Working with minerals from all parts of the globe, Klaproth discovered or co-discovered zirconium (1789), uranium (1789), titanium (1792), strontium (1793), chromium (1797), mellitic acid (1799), and cerium (1803) and confirmed prior discoveries of tellurium (1798) and beryllium (1798). More consequential than these specific results were Klaproth’s new techniques. For instance, he found that many particularly insoluble minerals could be dissolved if they were first ground to a fine powder and then fused with a carbonate. With his student Valentin Rose the younger he introduced the use of barium nitrate in the decomposition of silicates.
Besides his influence as an analyst, Klaproth played a role of some consequence in the German acceptance of Lavoisier’s theory. In the spring of 1792, after studying his friend S. F. Hermbstàdt’s manuscript translation of Lavoisier’s Traité and repeating some of its main experiments, he announced his tentative support for the antiphlogistic system. During the ensuing year, he often joined with Hermbstadt in repeating the reduction of mercuric oxide before skeptical and important witnesses. By the summer of 1793, they had discredited F. A. C. Gren and other phlogistonists who denied the accuracy of Lavoisier’s account of the experiment, thereby preparing the way for the success of the antiphlogistic revolution in Germany. In the remaining decades of his life, however, Klaproth avoided taking an active part in the theoretical development of chemistry.

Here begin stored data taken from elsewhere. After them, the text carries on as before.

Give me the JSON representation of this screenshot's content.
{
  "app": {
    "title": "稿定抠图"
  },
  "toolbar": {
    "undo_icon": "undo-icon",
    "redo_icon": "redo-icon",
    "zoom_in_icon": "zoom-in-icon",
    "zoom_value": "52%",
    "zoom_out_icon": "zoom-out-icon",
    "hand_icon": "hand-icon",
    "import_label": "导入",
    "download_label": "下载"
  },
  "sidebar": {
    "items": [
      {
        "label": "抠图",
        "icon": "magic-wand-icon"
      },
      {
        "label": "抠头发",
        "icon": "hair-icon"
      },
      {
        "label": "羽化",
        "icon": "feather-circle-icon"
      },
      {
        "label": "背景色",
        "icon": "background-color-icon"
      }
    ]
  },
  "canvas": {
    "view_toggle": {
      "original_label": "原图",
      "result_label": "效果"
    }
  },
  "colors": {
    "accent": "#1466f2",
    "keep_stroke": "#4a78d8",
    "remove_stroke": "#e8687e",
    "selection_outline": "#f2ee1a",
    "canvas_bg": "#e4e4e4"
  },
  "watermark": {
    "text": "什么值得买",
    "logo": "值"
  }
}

Klaproth constantly drew attention to the necessity of either avoiding or making allowances for contamination from apparatus and reagents. Most significant, he broke with the tradition of ignoring “small” losses and gains in weight in analytical work. Instead, he used discrepancies over a few percentage points as a means of detecting faulty and incomplete analyses. Once satisfied with his procedure for analyzing a mineral, he reported his final results - including the remaining discrepancy. This practice became a convention with the next generation of analysts.
Klaproth was elected a Fellow of the Royal Society in 1795 and a foreign member of the Royal Swedish Academy of Sciences in 1804.
Royal Society , England
1795
Royal Swedish Academy of Sciences , Sweden
1804
In 1780 Klaproth married a niece of A. S. Marggraf. His son Julius became a famous orientalist.